The ups and downs continue. In my eagerness to finally reflect in a post, I note that I last communicated a very long time ago. Seven months actually. Now 86, here I am. Last August 2025, I was stopped cold by an unnecessarily self-inflicted wounding from operating my scooter within my apartment. Not a serious wounding except to the skin on my leg, but serious enough to require 6 weeks of “wound care” visits and a near daily visiting nurse to do the re-bandaging.
However, as it is in my life, miracles still exist. A friend offered to give me Reiki Energy sessions, something I had not experienced before. At the end of my medical treatment, every single one of the nurses who cared for me, said the same thing: “I have never seen a wound like this heal so quickly.” So my choices for alternative medical assistance continue to give benefit. And I still wish that Western Medicine would open their minds to accept, teach, and regularly advise these alternatives.
Reflection on my 86 years of life continues. While somewhat tedious, I am enjoying cleaning out my files, reminding myself my very satisfying lifetime choices. While no one will ever care to read these voluminous files, I am left to summarize, in books and videos, for whomever from the next generation would like to know “Who was this Aunt Martha, Step mother, Grandmother, anyway?”

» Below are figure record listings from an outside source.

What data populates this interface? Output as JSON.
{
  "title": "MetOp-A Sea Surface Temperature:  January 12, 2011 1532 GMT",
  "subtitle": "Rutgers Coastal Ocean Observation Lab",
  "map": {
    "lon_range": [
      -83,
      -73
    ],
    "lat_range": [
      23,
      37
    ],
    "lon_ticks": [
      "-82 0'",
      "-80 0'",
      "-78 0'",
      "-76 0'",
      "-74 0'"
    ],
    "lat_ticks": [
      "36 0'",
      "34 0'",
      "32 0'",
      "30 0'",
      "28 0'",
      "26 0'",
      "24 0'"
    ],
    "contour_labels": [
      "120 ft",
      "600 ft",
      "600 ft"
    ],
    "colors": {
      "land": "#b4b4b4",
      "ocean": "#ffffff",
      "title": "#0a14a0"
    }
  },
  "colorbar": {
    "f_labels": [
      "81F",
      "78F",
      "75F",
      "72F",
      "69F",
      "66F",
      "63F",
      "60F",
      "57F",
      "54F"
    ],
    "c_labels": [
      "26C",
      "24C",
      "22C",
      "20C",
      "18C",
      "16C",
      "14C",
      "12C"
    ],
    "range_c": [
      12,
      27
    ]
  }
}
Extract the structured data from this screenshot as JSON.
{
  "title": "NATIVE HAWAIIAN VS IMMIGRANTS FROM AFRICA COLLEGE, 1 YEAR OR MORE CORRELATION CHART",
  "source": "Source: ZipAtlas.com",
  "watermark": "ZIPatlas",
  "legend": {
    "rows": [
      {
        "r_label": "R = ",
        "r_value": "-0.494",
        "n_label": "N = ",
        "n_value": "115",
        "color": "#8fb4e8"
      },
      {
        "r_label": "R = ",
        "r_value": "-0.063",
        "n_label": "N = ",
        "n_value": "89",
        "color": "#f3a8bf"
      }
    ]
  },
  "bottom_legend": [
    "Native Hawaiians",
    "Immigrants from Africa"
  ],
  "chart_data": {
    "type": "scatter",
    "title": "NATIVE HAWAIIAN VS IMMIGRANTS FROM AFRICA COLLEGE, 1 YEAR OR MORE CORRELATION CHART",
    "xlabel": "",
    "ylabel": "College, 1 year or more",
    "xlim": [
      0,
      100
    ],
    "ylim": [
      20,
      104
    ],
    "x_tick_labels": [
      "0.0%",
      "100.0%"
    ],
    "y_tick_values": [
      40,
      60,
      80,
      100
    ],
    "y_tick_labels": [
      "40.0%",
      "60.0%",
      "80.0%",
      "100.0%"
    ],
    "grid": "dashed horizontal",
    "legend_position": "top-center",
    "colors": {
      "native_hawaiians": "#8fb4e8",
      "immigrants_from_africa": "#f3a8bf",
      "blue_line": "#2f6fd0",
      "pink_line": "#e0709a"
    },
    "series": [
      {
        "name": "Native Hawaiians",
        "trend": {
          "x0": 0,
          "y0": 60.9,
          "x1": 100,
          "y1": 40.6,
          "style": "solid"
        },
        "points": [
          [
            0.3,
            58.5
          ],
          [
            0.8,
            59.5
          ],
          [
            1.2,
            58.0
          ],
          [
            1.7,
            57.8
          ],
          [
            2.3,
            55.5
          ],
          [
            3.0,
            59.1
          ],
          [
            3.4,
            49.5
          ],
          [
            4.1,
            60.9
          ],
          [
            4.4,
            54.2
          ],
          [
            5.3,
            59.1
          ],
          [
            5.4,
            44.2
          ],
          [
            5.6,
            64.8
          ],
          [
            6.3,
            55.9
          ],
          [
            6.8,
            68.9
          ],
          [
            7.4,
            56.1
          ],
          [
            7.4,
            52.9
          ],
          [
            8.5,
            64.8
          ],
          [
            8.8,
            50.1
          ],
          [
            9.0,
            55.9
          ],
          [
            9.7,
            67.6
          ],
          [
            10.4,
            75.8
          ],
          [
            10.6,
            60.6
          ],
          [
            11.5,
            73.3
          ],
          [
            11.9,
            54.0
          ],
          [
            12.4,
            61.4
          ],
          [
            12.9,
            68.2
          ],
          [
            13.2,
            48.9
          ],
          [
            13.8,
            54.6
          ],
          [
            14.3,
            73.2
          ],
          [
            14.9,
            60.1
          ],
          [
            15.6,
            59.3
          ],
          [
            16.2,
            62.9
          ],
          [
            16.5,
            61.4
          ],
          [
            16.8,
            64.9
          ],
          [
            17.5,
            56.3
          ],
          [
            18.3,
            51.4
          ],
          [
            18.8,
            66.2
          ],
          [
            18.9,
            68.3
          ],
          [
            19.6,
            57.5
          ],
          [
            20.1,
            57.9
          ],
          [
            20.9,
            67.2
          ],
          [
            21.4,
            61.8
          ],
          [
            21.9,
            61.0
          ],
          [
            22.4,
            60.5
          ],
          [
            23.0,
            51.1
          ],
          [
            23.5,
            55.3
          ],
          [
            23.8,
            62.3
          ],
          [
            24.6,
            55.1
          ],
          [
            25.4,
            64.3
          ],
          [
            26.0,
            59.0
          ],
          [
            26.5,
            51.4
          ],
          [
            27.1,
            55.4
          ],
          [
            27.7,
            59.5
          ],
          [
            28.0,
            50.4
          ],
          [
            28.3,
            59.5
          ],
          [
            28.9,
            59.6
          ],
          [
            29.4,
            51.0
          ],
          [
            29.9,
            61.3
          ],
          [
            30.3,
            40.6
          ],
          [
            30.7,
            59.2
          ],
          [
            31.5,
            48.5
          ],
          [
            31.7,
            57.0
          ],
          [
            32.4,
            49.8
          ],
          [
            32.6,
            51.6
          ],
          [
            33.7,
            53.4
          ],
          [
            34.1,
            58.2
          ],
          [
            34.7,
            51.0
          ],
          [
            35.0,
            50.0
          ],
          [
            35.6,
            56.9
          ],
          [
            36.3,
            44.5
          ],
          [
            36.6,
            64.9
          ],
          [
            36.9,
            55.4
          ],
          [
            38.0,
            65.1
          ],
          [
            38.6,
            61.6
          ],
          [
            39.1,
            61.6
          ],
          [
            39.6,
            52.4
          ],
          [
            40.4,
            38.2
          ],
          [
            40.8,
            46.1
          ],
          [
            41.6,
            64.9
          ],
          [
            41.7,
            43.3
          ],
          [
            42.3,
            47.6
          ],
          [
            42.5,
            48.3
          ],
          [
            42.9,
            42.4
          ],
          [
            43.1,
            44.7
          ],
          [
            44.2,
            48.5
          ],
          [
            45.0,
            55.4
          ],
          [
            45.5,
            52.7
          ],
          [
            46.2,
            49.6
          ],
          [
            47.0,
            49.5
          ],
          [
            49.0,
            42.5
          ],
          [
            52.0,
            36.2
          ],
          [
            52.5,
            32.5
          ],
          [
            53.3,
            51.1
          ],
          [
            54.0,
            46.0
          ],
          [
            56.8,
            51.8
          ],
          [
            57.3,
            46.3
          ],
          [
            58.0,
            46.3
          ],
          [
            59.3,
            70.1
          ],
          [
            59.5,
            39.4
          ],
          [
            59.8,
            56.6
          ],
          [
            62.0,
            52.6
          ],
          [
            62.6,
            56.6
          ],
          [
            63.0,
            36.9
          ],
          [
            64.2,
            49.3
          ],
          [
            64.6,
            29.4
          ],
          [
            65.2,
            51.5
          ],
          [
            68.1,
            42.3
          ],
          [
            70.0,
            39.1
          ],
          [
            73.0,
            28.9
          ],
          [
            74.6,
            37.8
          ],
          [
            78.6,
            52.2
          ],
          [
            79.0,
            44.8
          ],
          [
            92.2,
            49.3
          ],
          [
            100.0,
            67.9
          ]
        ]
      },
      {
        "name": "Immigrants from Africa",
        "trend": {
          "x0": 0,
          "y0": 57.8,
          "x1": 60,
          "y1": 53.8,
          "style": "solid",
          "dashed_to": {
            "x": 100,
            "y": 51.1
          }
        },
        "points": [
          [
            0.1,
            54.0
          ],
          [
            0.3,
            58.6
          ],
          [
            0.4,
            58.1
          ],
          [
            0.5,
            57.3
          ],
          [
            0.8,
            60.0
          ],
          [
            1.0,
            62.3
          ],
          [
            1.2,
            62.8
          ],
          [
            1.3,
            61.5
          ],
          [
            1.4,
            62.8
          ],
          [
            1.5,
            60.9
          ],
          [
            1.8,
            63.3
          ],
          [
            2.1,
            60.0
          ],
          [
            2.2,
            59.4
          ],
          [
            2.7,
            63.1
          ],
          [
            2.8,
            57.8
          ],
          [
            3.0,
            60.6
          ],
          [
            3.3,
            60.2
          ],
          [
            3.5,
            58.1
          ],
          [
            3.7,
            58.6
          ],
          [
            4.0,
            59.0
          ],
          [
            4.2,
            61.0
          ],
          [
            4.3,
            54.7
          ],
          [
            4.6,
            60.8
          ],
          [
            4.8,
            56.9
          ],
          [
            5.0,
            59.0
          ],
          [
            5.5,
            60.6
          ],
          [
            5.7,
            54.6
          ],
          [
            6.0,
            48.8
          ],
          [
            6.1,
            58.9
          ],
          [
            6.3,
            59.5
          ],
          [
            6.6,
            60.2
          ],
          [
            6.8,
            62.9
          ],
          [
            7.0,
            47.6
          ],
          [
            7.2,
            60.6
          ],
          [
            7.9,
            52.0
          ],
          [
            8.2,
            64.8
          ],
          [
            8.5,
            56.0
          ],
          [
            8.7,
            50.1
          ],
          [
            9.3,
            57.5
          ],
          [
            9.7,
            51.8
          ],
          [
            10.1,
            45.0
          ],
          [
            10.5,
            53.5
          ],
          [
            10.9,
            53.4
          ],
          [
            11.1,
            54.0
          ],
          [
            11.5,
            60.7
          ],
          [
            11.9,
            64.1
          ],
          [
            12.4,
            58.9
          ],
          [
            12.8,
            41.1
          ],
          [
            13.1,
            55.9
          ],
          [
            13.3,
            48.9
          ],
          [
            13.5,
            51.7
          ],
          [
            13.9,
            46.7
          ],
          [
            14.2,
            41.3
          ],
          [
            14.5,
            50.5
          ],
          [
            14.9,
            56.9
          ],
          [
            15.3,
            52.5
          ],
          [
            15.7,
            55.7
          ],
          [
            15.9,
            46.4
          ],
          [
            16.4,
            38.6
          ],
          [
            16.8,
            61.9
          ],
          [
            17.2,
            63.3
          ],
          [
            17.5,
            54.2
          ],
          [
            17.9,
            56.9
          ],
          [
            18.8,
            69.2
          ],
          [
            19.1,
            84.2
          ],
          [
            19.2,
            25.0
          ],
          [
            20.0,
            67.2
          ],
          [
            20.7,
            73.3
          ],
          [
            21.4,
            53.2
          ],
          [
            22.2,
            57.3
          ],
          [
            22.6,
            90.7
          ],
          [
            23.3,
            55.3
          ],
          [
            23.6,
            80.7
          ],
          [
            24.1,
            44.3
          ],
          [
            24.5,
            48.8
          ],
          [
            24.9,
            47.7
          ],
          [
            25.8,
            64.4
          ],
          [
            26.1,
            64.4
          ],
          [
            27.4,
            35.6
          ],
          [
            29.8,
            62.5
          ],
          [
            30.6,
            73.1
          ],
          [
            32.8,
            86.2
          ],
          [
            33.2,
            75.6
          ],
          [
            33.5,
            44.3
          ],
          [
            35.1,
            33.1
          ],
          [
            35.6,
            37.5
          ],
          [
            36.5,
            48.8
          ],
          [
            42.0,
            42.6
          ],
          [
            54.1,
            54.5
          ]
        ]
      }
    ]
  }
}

Twelve years ago, at 74, I entered what I now consider to be my fourth and final chapter of life. This chapter is challenging. Particularly the process of enduring/welcoming the little by little diminishments and the shifts in perspective that are part of the aging process. I hope to gather these perspectives for a final book/memoir…Encountering Age. Yes, I am changing and the world is changing around me. Who would have thought that I’d be taking my walker on Saturday and joining the millions of people across the country for a No Kings Rally in my town. I want to join those protesting the variety of authoritarian illegalities on the part of our current American President.
Life journeys differ for everyone. We learn, we grow, we feel pain and sadness, we learn and grow some more. We experience changes, live through transitions, and end up where we never imagined. Aging is a part of all of our journeys. And little, by little, if we choose, we pay attention and let it help us make sense of our tenure on this planet.